The first forty years of the century saw a huge social change especially around the times of the First and Second World War. The gains of this were that women sought careers and nursing was an obvious choice.
Throughout the nineteenth century there were some attempts at providing free healthcare although it did not happen until the 5th July 1948, this marking the start of the National Health Service (NHS). They aimed to provide free healthcare for people although initially a small charge was required. The impact this had on the nursing profession was that of mass employment which brought about further training for nurses and more specific job roles. This ultimately was brought about by the Briggs Report.
( accessed 30 September 2004)
In 1970 the Briggs Committee was formed, with thanks to pressure from the RCN, in order to look into the quality of nursing and its training. In 1972 it produced a report recommending a number of changes to be made and that all training bodies should become one, although the midwives and health visitors did not agree to this until 1979. They also suggested an entry age of seventeen.
In 1983, the United Kingdom Central Council for Nursing, Midwifery and Health Visiting (UKCC) was set up, the aim of this was to maintain a register for all UK nurses, midwifes and health visitors, they also dealt with misconduct complaints and up until 2002 were surviving, this was when the Nursing and Midwifery Council (NMC) took over.
( accessed 01 October 2004)
The next reform attempt was that by the UKCC who introduced the ideas of Project 2000. The idea being to ‘determine the education and training required in preparation for nurses, midwives and health visitors in relation to healthcare needs of the 1990s and beyond’.
The main recommendations of the Project 2000 report was to introduce a three year training programme consisting of two years in common foundation and one year in branch leading to a Diploma in Higher Education, this was one of the various changes, as it was felt in order for nursing to be regarded as a serious profession a more academic approach was needed, although it was later amended due to findings that hands on experience is much better.
(Baly, M.E. 1995)
In conclusion, nursing is now seen to be defined as the functions and duties which are carried out by persons who have received formal education and training within the science of nursing which is a long way off what it was in the past.

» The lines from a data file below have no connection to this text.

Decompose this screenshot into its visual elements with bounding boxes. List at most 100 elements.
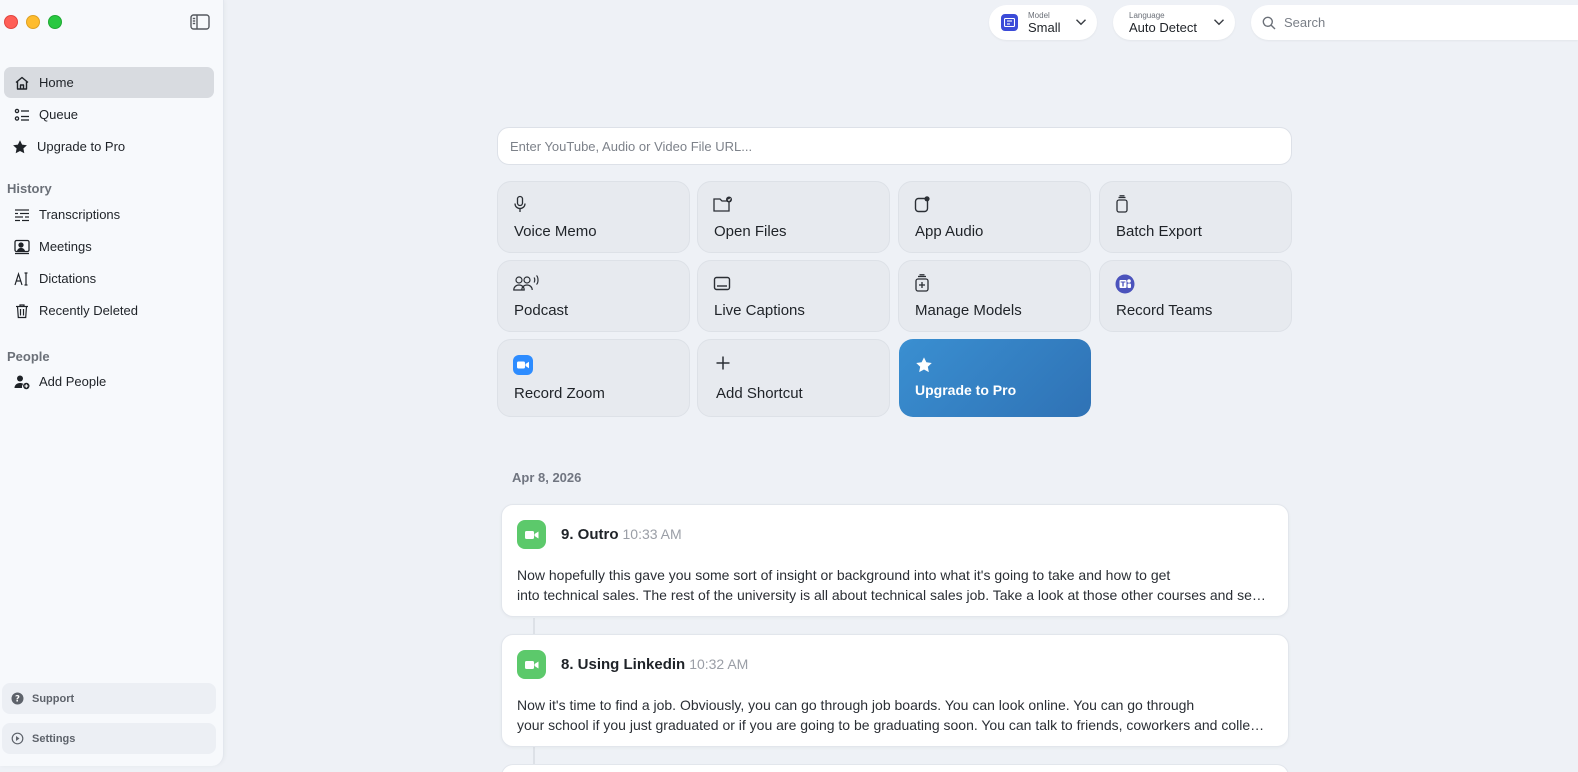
batch-export-tile[interactable]: Batch Export (1099, 181, 1292, 253)
model-icon (1001, 14, 1018, 31)
search-input[interactable]: Search (1284, 15, 1325, 30)
captions-icon (713, 276, 731, 291)
add-shortcut-tile[interactable]: Add Shortcut (697, 339, 890, 417)
search-bar[interactable]: Search (1251, 5, 1578, 40)
card-excerpt-line: Now hopefully this gave you some sort of… (517, 567, 1171, 583)
sidebar-toggle-icon[interactable] (190, 14, 210, 30)
transcription-card-partial[interactable] (501, 764, 1289, 772)
tile-label: App Audio (915, 223, 984, 240)
minimize-window-button[interactable] (26, 15, 40, 29)
record-teams-tile[interactable]: T Record Teams (1099, 260, 1292, 332)
card-time: 10:32 AM (689, 656, 749, 672)
card-excerpt-line: Now it's time to find a job. Obviously, … (517, 697, 1195, 713)
card-title: 8. Using Linkedin 10:32 AM (561, 656, 748, 673)
meetings-icon (14, 239, 30, 254)
support-label: Support (32, 692, 75, 705)
sidebar-item-queue[interactable]: Queue (4, 99, 214, 130)
sidebar-item-label: Recently Deleted (39, 303, 138, 318)
queue-icon (14, 108, 29, 121)
tile-label: Add Shortcut (716, 385, 803, 402)
tile-label: Podcast (514, 302, 569, 319)
star-icon (916, 357, 932, 373)
support-button[interactable]: ? Support (2, 683, 216, 714)
tile-label: Live Captions (714, 302, 805, 319)
open-files-tile[interactable]: Open Files (697, 181, 890, 253)
history-heading: History (7, 181, 52, 196)
close-window-button[interactable] (4, 15, 18, 29)
tile-label: Record Teams (1116, 302, 1213, 319)
help-icon: ? (11, 692, 24, 705)
sidebar-item-recently-deleted[interactable]: Recently Deleted (4, 295, 214, 326)
tile-label: Manage Models (915, 302, 1022, 319)
transcriptions-icon (15, 208, 29, 221)
star-icon (13, 139, 27, 153)
card-excerpt-line: into technical sales. The rest of the un… (517, 587, 1267, 603)
settings-button[interactable]: Settings (2, 723, 216, 754)
transcription-card[interactable]: 9. Outro 10:33 AM Now hopefully this gave… (501, 504, 1289, 617)
video-icon (517, 650, 546, 679)
folder-icon (713, 196, 732, 212)
transcription-card[interactable]: 8. Using Linkedin 10:32 AM Now it's time … (501, 634, 1289, 747)
sidebar-item-label: Home (39, 75, 74, 90)
tile-label: Voice Memo (514, 223, 597, 240)
sidebar-item-label: Dictations (39, 271, 97, 286)
podcast-people-icon (513, 275, 539, 291)
podcast-tile[interactable]: Podcast (497, 260, 690, 332)
app-audio-tile[interactable]: App Audio (898, 181, 1091, 253)
dictation-icon (14, 271, 28, 286)
language-value: Auto Detect (1129, 19, 1197, 35)
record-zoom-tile[interactable]: Record Zoom (497, 339, 690, 417)
add-box-icon (915, 274, 929, 292)
window-controls (4, 15, 62, 29)
sidebar-item-label: Upgrade to Pro (37, 139, 126, 154)
card-title: 9. Outro 10:33 AM (561, 526, 682, 543)
sidebar-item-upgrade[interactable]: Upgrade to Pro (4, 131, 214, 162)
model-value: Small (1028, 19, 1061, 35)
sidebar-item-label: Add People (39, 374, 107, 389)
video-icon (517, 520, 546, 549)
add-person-icon (14, 375, 30, 389)
voice-memo-tile[interactable]: Voice Memo (497, 181, 690, 253)
card-excerpt: Now hopefully this gave you some sort of… (517, 565, 1267, 605)
sidebar-item-label: Transcriptions (39, 207, 121, 222)
settings-label: Settings (32, 732, 76, 745)
live-captions-tile[interactable]: Live Captions (697, 260, 890, 332)
plus-icon (716, 356, 730, 370)
card-title-text: 8. Using Linkedin (561, 656, 686, 673)
date-heading: Apr 8, 2026 (512, 470, 582, 485)
microphone-icon (514, 195, 526, 212)
svg-text:T: T (1121, 281, 1126, 289)
sidebar-item-transcriptions[interactable]: Transcriptions (4, 199, 214, 230)
zoom-icon (513, 355, 533, 375)
card-excerpt-line: your school if you just graduated or if … (517, 717, 1267, 733)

Nursing improves by the day as more information is learnt and medical knowledge advances. In the future nurses will get more and more duties to perform and at present they are heading towards becoming nursing practitioners; assessing, diagnosing, and administering drugs.
This then should help decrease waiting lists that are currently a major problem for the NHS and the roles that nurses will take mean that patients will be prioritised.
With the explosion of medical and technical knowledge in the healthcare field since World War II, nurses have also begun to specialise in particular areas of nursing care such as neonatal and mental health.
The main thing is that nowadays nurses are now seen with high status and are respected for their duties which was long overdue and the public can be assured that they are in safe hands with thanks to the influences of pioneers such as Florence Nightingale and Ethel Bedford-Fenwick who if they hadn’t pushed for the education, training, sanitation, and registration who knows what the population figure would have been now or who would be treating us!
One last point to consider though, I wonder what Florence Nightingale or Ethel Bedford-Fenwick would suggest the length of training to be now as it presently stands at 3 years and that was sufficient back then but with technology and the progression of medicine, should we not campaign for training and education to be extended due to there being much more to learn now?